Beim Datenschutz ist es wichtig abzuwägen. Es muss einerseits ausreichend determinierte Schutzregelungen in dem wichtigen Grundrechtsbereich geben, andererseits aber auch zukunftssichere Regelungen, die legitime Business-Modelle nicht behindern bzw. die europäische Industrie im globalen Umfeld nicht benachteiligen. Da möchte ich auf ein sehr wichtiges Hilfsinstrument verweisen, das IKT-Sicherheitsportal — onlinesicherheit.gv.at. Durch einen Schulterschluss von Verwaltung und Wirtschaft mit insgesamt 40 Kooperationspartnern wurde 2013 ein zentrales Internetportal geschaffen, das sich ausschließlich mit Themen rund um die Sicherheit in der digitalen Welt beschäftigt und in dieser Form auch einzigartig ist. 

© Peter Provaznik

Mit JUNIORMED wird in Österreich erstmals ein Kompendium für Kinder und Jugendliche erstellt, das auch von Ihrem Ressort unterstützt wird. Wie ist das BMDW in dieses interdisziplinäre Projekt involviert? 

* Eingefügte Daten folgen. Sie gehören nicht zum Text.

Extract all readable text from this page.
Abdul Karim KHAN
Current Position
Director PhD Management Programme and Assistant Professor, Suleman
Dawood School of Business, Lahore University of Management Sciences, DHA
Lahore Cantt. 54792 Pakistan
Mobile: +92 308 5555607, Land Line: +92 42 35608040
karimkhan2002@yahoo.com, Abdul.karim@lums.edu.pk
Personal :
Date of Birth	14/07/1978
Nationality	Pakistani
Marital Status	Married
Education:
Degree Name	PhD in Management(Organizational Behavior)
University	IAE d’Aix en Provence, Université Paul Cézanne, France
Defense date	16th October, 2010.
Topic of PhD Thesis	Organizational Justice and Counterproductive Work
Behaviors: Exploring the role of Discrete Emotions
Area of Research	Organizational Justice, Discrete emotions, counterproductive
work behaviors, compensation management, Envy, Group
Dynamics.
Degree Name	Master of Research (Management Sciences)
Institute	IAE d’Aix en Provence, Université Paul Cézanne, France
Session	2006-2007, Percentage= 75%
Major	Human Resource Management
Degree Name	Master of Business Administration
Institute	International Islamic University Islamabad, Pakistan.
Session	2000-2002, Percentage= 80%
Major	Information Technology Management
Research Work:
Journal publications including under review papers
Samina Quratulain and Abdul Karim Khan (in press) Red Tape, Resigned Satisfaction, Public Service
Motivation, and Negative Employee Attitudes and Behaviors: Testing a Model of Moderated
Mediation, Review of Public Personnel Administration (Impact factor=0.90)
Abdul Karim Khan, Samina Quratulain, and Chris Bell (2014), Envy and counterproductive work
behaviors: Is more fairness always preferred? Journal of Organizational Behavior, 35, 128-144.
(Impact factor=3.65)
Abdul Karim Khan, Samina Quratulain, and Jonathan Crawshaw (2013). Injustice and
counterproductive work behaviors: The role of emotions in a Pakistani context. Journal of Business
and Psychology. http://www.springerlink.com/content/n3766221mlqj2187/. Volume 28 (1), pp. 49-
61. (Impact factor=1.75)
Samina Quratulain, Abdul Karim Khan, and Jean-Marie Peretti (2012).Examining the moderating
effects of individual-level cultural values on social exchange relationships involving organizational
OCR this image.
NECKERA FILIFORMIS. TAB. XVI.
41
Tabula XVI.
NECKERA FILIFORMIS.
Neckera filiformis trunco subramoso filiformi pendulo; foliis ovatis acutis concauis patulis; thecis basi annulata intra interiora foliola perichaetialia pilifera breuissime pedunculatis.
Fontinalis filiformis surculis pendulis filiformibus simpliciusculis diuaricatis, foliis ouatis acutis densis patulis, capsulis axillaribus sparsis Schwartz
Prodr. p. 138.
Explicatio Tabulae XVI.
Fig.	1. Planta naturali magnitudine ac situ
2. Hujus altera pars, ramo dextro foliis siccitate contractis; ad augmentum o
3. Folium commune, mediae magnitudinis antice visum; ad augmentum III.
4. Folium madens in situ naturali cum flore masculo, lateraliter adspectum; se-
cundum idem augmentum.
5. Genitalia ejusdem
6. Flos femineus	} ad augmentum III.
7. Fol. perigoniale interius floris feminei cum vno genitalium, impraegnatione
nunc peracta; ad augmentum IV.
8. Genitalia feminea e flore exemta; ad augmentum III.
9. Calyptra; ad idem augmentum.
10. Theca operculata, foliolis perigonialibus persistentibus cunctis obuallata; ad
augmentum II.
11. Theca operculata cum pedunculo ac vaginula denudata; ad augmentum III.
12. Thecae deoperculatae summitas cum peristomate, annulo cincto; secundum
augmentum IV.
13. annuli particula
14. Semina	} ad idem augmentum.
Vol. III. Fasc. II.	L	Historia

Wir sind froh, einen entscheidenden Beitrag zu diesem Projekt geleistet zu haben. Juniormed ist ein Projekt mit Zukunftsorientierung und wird der nächsten Generation zu Gute kommen. Das Projekt ist während der Erstellung der Life-Sciences-Strategie entstanden, in der Interdisziplinarität und Kooperation im Vordergrund standen. Die Unterstützung solcher Projekte durch das BMDW ist aber auch Teil unserer strategischen Förderungen von Stakeholdern in den Schlüsseltechnologien. Das Kompendium ist ein schöner Beweis für den Erfolg interdisziplinärer Zusammenarbeit, die ganz typisch für das Wirken der Life Sciences, für die ich als Forschungsministerin im BMDW zuständig bin, ist. Und als Bundesministerin für Digitalisierung freue ich mich natürlich auch darüber, dass der Arzneimittelkatalog ebenso digital zur Verfügung stehen wird und die Daten online aufrufbar sind. 

Zum Schluss noch eine persönliche Frage: Wie digital sind Sie als Bundesministerin für Digitales? 

Das Smartphone ist mein ständiger Begleiter. Und auch die digitalen Plattformen, im Speziellen Instagram und Facebook, sind Teil des Lebens und daher völlig selbstverständlich für mich geworden. Alles in allem versuche ich aber, mir immer wieder digitale Auszeiten zu gönnen.


Margarete Schramböck | BioBox 

Dr. Margarete Schramböck, geboren am 12. Mai 1970 in St. Johann in Tirol, promovierte an der Wirtschaftsuniversität Wien, die sie 2017 zur WU-Managerin des Jahres machte. Schramböck war in Führungsfunktionen bei Alcatel, NextiraOne und Dimension Data Austria tätig. Im Mai 2016 übernahm sie die Leitung der A1 Telekom Austria. Seit Dezember 2017 ist sie Bundesministerin für Digitalisierung und Wirtschaftsstandort.